The UCAR team's computer model, known as the Predictive Flux-transport Dynamo Model, draws on research by NCAR scientists indicating that the evolution of sunspots is caused by a current of plasma, or electrified gas, that circulates between the Sun's equator and its poles over a period of 17 to 22 years. This current acts like a conveyor belt of sunspots.

Solar storms are linked to twisted magnetic fields in the Sun that suddenly snap and release tremendous amounts of energy. They tend to occur near dark regions of concentrated magnetic fields, known as sunspots. The sunspot process begins with tightly concentrated magnetic field lines in the solar convection zone (the outermost layer of the Sun's interior). The field lines rise to the surface at low latitudes and form bipolar sunspots, which are regions of concentrated magnetic fields. When these sunspots decay, they imprint the moving plasma with a type of magnetic signature. As the plasma nears the poles, it sinks about 200,000 kilometers back into the convection zone and starts returning toward the equator at a speed of about one meter per second or slower. The increasingly concentrated fields become stretched and twisted by the internal rotation of the Sun as they near the equator, gradually becoming less stable than the surrounding plasma. This eventually causes coiled-up magnetic field lines to rise up, tear through the Sun's surface, and create new sunspots.

Figure Comparison

NCAR scientists have succeeded in simulating the intensity of the sunspot cycle by developing a new computer model of solar processes. This figure compares observations of the past 12 cycles (above) with model results that closely match the sunspot peaks (below). The intensity level is based on the amount of the Sun's visible hemisphere with sunspot activity. The NCAR team predicts the next cycle will be 30-50% more intense than the current cycle. (Figure by Mausumi Dikpati, Peter Gilman, and Giuliana de Toma, NCAR.)
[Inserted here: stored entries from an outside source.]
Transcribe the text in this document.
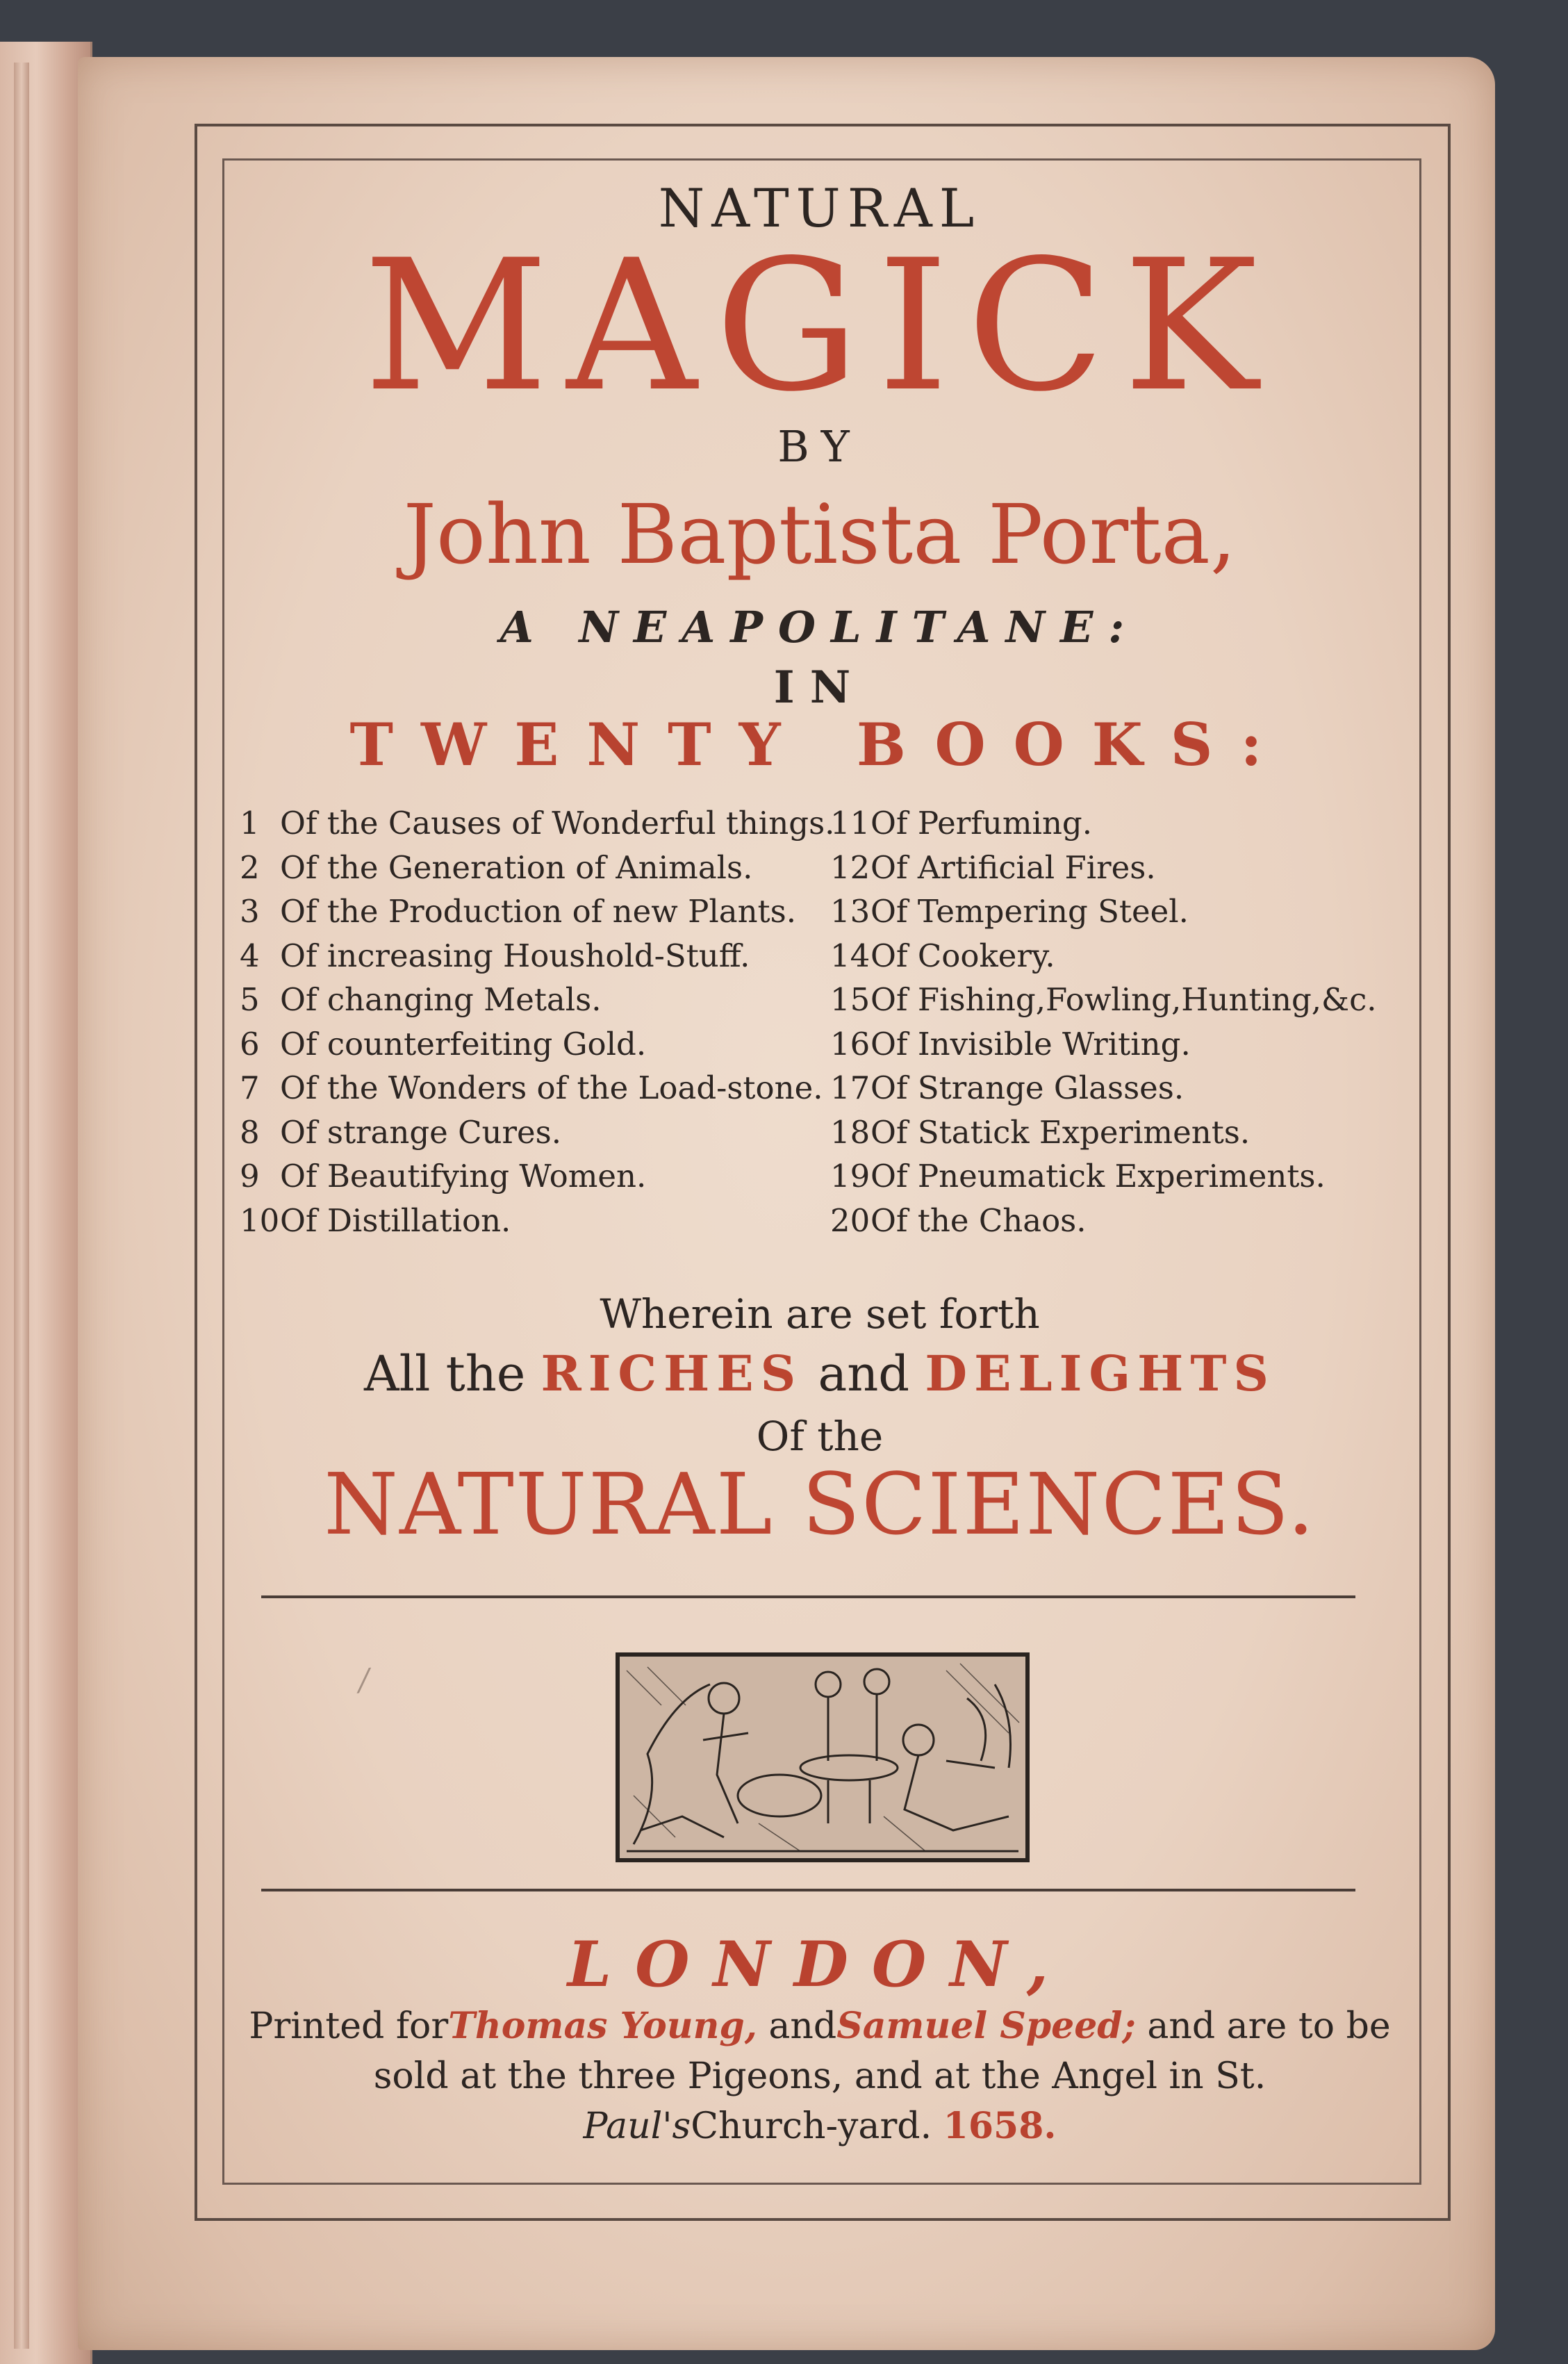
NATURAL
MAGICK
BY
John Baptista Porta,
A NEAPOLITANE:
IN
TWENTY BOOKS:
1 Of the Causes of Wonderful things.
2 Of the Generation of Animals.
3 Of the Production of new Plants.
4 Of increasing Houshold-Stuff.
5 Of changing Metals.
6 Of counterfeiting Gold.
7 Of the Wonders of the Load-stone.
8 Of strange Cures.
9 Of Beautifying Women.
10 Of Distillation.
11 Of Perfuming.
12 Of Artificial Fires.
13 Of Tempering Steel.
14 Of Cookery.
15 Of Fishing,Fowling,Hunting,&c.
16 Of Invisible Writing.
17 Of Strange Glasses.
18 Of Statick Experiments.
19 Of Pneumatick Experiments.
20 Of the Chaos.
Wherein are set forth
All the RICHES and DELIGHTS
Of the
NATURAL SCIENCES.
⁄
LONDON,
Printed forThomas Young, andSamuel Speed; and are to be
sold at the three Pigeons, and at the Angel in St.
Paul'sChurch-yard. 1658.
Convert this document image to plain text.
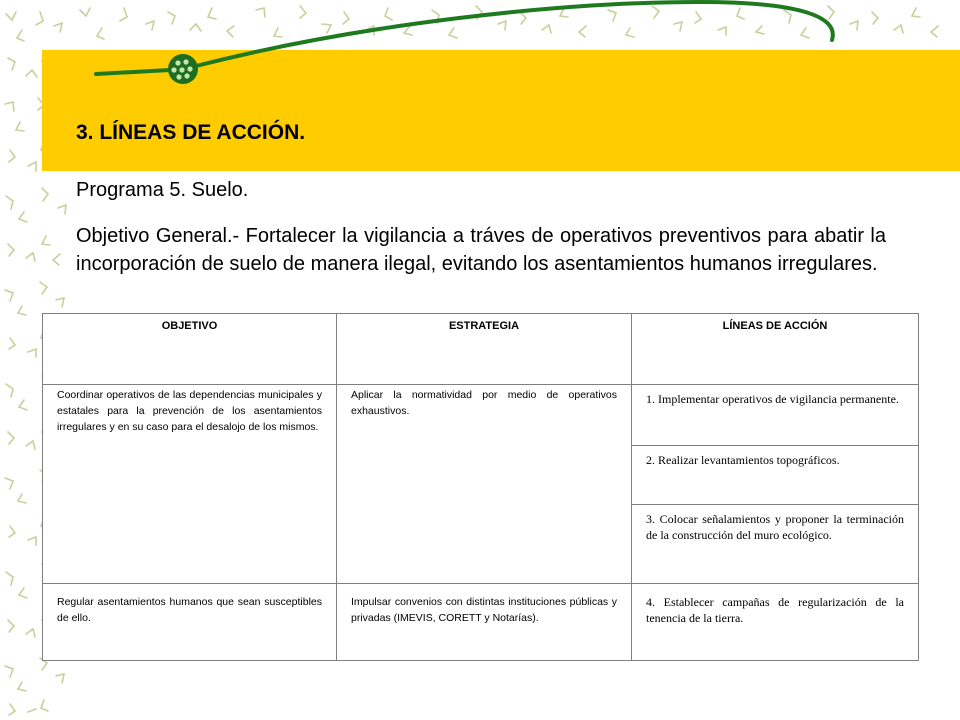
3. LÍNEAS DE ACCIÓN.

Programa 5. Suelo.

Objetivo General.- Fortalecer la vigilancia a tráves de operativos preventivos para abatir la incorporación de suelo de manera ilegal, evitando los asentamientos humanos irregulares.

OBJETIVO	ESTRATEGIA	LÍNEAS DE ACCIÓN
Coordinar operativos de las dependencias municipales y estatales para la prevención de los asentamientos irregulares y en su caso para el desalojo de los mismos.	Aplicar la normatividad por medio de operativos exhaustivos.	1. Implementar operativos de vigilancia permanente.
		2. Realizar levantamientos topográficos.
		3. Colocar señalamientos y proponer la terminación de la construcción del muro ecológico.
Regular asentamientos humanos que sean susceptibles de ello.	Impulsar convenios con distintas instituciones públicas y privadas (IMEVIS, CORETT y Notarías).	4. Establecer campañas de regularización de la tenencia de la tierra.
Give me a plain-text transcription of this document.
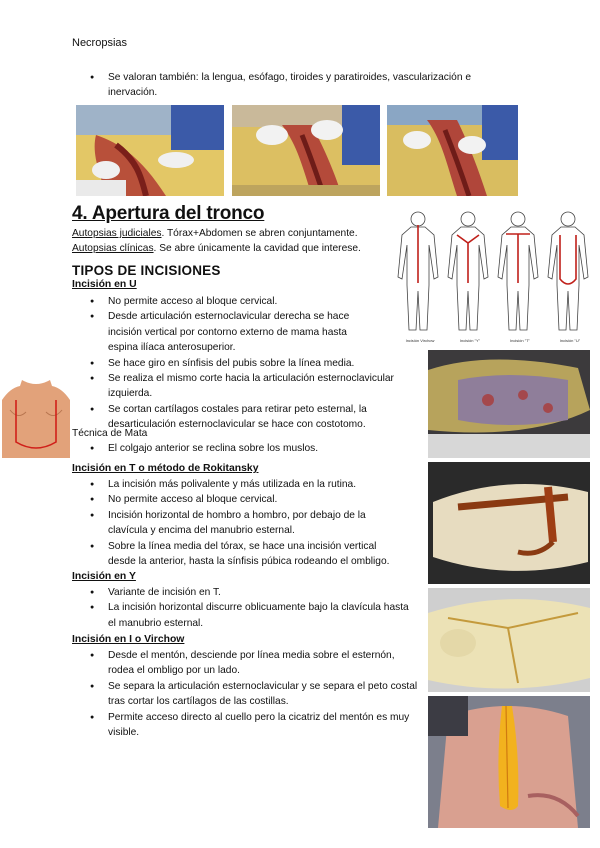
Necropsias
● Se valoran también: la lengua, esófago, tiroides y paratiroides, vascularización e inervación.
4. Apertura del tronco
Autopsias judiciales. Tórax+Abdomen se abren conjuntamente.
Autopsias clínicas. Se abre únicamente la cavidad que interese.
Incisión Virchow	Incisión "Y"	Incisión "T"	Incisión "U"
TIPOS DE INCISIONES
Incisión en U
● No permite acceso al bloque cervical.
● Desde articulación esternoclavicular derecha se hace incisión vertical por contorno externo de mama hasta espina ilíaca anterosuperior.
● Se hace giro en sínfisis del pubis sobre la línea media.
● Se realiza el mismo corte hacia la articulación esternoclavicular izquierda.
● Se cortan cartílagos costales para retirar peto esternal, la desarticulación esternoclavicular se hace con costotomo.
Técnica de Mata
● El colgajo anterior se reclina sobre los muslos.
Incisión en T o método de Rokitansky
● La incisión más polivalente y más utilizada en la rutina.
● No permite acceso al bloque cervical.
● Incisión horizontal de hombro a hombro, por debajo de la clavícula y encima del manubrio esternal.
● Sobre la línea media del tórax, se hace una incisión vertical desde la anterior, hasta la sínfisis púbica rodeando el ombligo.
Incisión en Y
● Variante de incisión en T.
● La incisión horizontal discurre oblicuamente bajo la clavícula hasta el manubrio esternal.
Incisión en I o Virchow
● Desde el mentón, desciende por línea media sobre el esternón, rodea el ombligo por un lado.
● Se separa la articulación esternoclavicular y se separa el peto costal tras cortar los cartílagos de las costillas.
● Permite acceso directo al cuello pero la cicatriz del mentón es muy visible.
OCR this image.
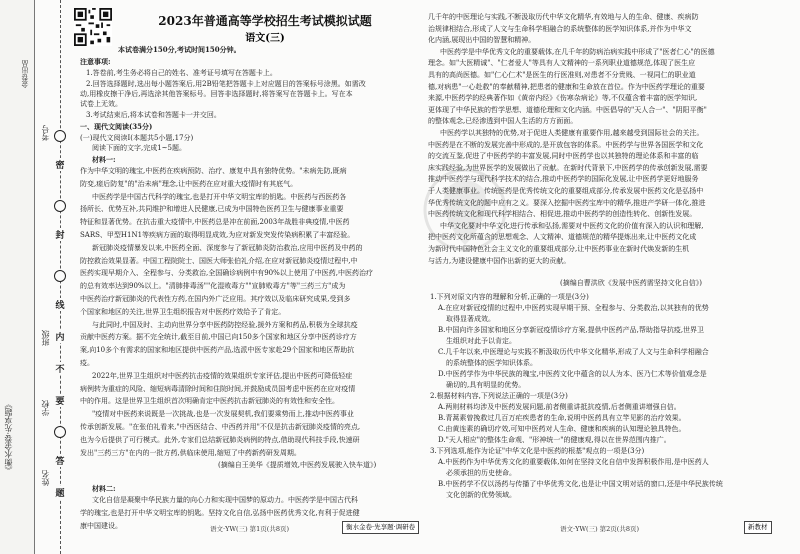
《衡水金卷·先享题》
金卷出品
姓名
班级
学校
考号
密
封
线
内
不
要
答
题
2023年普通高等学校招生考试模拟试题
语文(三)
本试卷满分150分,考试时间150分钟。
注意事项:
1.答卷前,考生务必将自己的姓名、准考证号填写在答题卡上。
2.回答选择题时,选出每小题答案后,用2B铅笔把答题卡上对应题目的答案标号涂黑。如需改
动,用橡皮擦干净后,再选涂其他答案标号。回答非选择题时,将答案写在答题卡上。写在本
试卷上无效。
3.考试结束后,将本试卷和答题卡一并交回。
一、现代文阅读(35分)
(一)现代文阅读Ⅰ(本题共5小题,17分)
阅读下面的文字,完成1~5题。
材料一:
材料二:
(摘编自曹洪欣《发展中医药需坚持文化自信》)
语文·YW(三) 第1页(共8页)	衡水金卷·先享题·调研卷	语文·YW(三) 第2页(共8页)	新教材
作为中华文明的瑰宝,中医药在疾病预防、治疗、康复中具有独特优势。"未病先防,既病
防变,瘥后防复"的"治未病"理念,让中医药在应对重大疫情时有其底气。
中医药学是中国古代科学的瑰宝,也是打开中华文明宝库的钥匙。中医药与西医药各
扬所长、优势互补,共同维护和增进人民健康,已成为中国特色医药卫生与健康事业重要
特征和显著优势。在抗击重大疫情中,中医药总是冲在前面,2003年战胜非典疫情,中医药
SARS、甲型H1N1等疾病方面的取得明显成效,为应对新发突发传染病积累了丰富经验。
新冠肺炎疫情暴发以来,中医药全面、深度参与了新冠肺炎防治救治,应用中医药及中药的
防控救治效果显著。中国工程院院士、国医大师张伯礼介绍,在应对新冠肺炎疫情过程中,中
医药实现早期介入、全程参与、分类救治,全国确诊病例中有90%以上使用了中医药,中医药治疗
的总有效率达到90%以上。"清肺排毒汤""化湿败毒方""宣肺败毒方"等"三药三方"成为
中医药治疗新冠肺炎的代表性方药,在国内外广泛应用。其疗效以及临床研究成果,受到多
个国家和地区的关注,世界卫生组织报告对中医药疗效给予了肯定。
与此同时,中国及时、主动向世界分享中医药防控经验,援外方案和药品,积极为全球抗疫
贡献中医药方案。据不完全统计,截至目前,中国已向150多个国家和地区分享中医药诊疗方
案,向10多个有需求的国家和地区提供中医药产品,选派中医专家赴29个国家和地区帮助抗
疫。
2022年,世界卫生组织对中医药抗击疫情的效果组织专家评估,提出中医药可降低轻症
病例转为重症的风险、缩短病毒清除时间和住院时间,并鼓励成员国考虑中医药在应对疫情
中的作用。这是世界卫生组织首次明确肯定中医药抗击新冠肺炎的有效性和安全性。
"疫情对中医药来说既是一次挑战,也是一次发展契机,我们要乘势而上,推动中医药事业
传承创新发展。"在张伯礼看来,"中西医结合、中西药并用"不仅是抗击新冠肺炎疫情的亮点,
也为今后提供了可行模式。此外,专家们总结新冠肺炎病例的特点,借助现代科技手段,快速研
发出"三药三方"在内的一批方药,供临床使用,缩短了中药新药研发周期。
(摘编自王美华《提质增效,中医药发展驶入快车道》)
文化自信是凝聚中华民族力量的向心力和实现中国梦的原动力。中医药学是中国古代科
学的瑰宝,也是打开中华文明宝库的钥匙。坚持文化自信,弘扬中医药优秀文化,有利于促进健
康中国建设。
几千年的中医理论与实践,不断汲取历代中华文化精华,有效地与人的生命、健康、疾病防
治规律相结合,形成了人文与生命科学相融合的系统整体的医学知识体系,并作为中华文
化内涵,展现出中国的智慧和精神。
中医药学是中华优秀文化的重要载体,在几千年的防病治病实践中形成了"医者仁心"的医德
理念。如"大医精诚"、"仁者爱人"等具有人文精神的一系列职业道德规范,体现了医生应
具有的高尚医德。如"仁心仁术"是医生的行医准则,对患者不分贵贱、一视同仁的职业道
德,对病患"一心赴救"的奉献精神,把患者的健康和生命放在首位。作为中医药学理论的重要
来源,中医药学的经典著作如《黄帝内经》《伤寒杂病论》等,不仅蕴含着丰富的医学知识,
更体现了中华民族的哲学思想、道德伦理和文化内涵。中医倡导的"天人合一"、"阴阳平衡"
的整体观念,已经渗透到中国人生活的方方面面。
中医药学以其独特的优势,对于促进人类健康有重要作用,越来越受到国际社会的关注。
中医药是在不断的发展完善中形成的,是开放包容的体系。中医药学与世界各国医学和文化
的交流互鉴,促进了中医药学的丰富发展,同时中医药学也以其独特的理论体系和丰富的临
床实践经验,为世界医学的发展做出了贡献。在新时代背景下,中医药学的传承创新发展,需要
推动中医药学与现代科学技术的结合,推动中医药学的国际化发展,让中医药学更好地服务
于人类健康事业。传统医药是优秀传统文化的重要组成部分,传承发展中医药文化是弘扬中
华优秀传统文化的题中应有之义。要深入挖掘中医药宝库中的精华,推进产学研一体化,推进
中医药传统文化和现代科学相结合、相促进,推动中医药学的创造性转化、创新性发展。
中华文化要对中华文化进行传承和弘扬,需要对中医药文化的价值有深入的认识和理解,
把中医药文化所蕴含的思想观念、人文精神、道德规范的精华提炼出来,让中医药文化成
为新时代中国特色社会主义文化的重要组成部分,让中医药事业在新时代焕发新的生机
与活力,为建设健康中国作出新的更大的贡献。
1.下列对原文内容的理解和分析,正确的一项是(3分)
A.在应对新冠疫情的过程中,中医药实现早期干预、全程参与、分类救治,以其独有的优势
取得显著成效。
B.中国向许多国家和地区分享新冠疫情诊疗方案,提供中医药产品,帮助指导抗疫,世界卫
生组织对此予以肯定。
C.几千年以来,中医理论与实践不断汲取历代中华文化精华,形成了人文与生命科学相融合
的系统整体的医学知识体系。
D.中医药学作为中华民族的瑰宝,中医药文化中蕴含的以人为本、医乃仁术等价值观念是
确切的,具有明显的优势。
2.根据材料内容,下列说法正确的一项是(3分)
A.两则材料均涉及中医药发展问题,前者侧重讲抵抗疫情,后者侧重讲增强自信。
B.青蒿素曾挽救过几百万疟疾患者的生命,说明中医药具有立竿见影的治疗效果。
C.由黄连素的确切疗效,可知中医药对人生命、健康和疾病的认知理论独具特色。
D."天人相应"的整体生命观、"形神统一"的健康观,得以在世界范围内推广。
3.下列选项,能作为论证"中华文化是中医药的根基"观点的一项是(3分)
A.中医药作为中华优秀文化的重要载体,如何在坚持文化自信中发挥积极作用,是中医药人
必须承担的历史使命。
B.中医药学不仅以汤药与传播了中华优秀文化,也是让中国文明对话的窗口,还是中华民族传统
文化创新的优势领域。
The subsurface plasma flow used in the model has been verified with the relatively new technique of helioseismology, based on observations from both NSF– and NASA–supported instruments. This technique tracks sound waves reverberating inside the Sun to reveal details about the interior, much as a doctor might use an ultrasound to see inside a patient.

Predicting Cycles 24 and 25

The Predictive Flux-transport Dynamo Model is enabling NCAR scientists to predict that the next solar cycle, known as Cycle 24, will produce sunspots across an area slightly larger than 2.5% of the visible surface of the Sun. The scientists expect the cycle to begin in late 2007 or early 2008, which is about 6 to 12 months later than a cycle would normally start. Cycle 24 is likely to reach its peak about 2012.

By analyzing recent solar cycles, the scientists also hope to forecast sunspot activity two solar cycles, or 22 years, into the future. The NCAR team is planning in the next year to issue a forecast of Cycle 25, which will peak in the early 2020s.

"This is a significant breakthrough with important applications, especially for satellite-dependent sectors of society," explains NCAR scientist Peter Gilman.

The NCAR team received funding from the National Science Foundation and NASA’s Living with a Star program.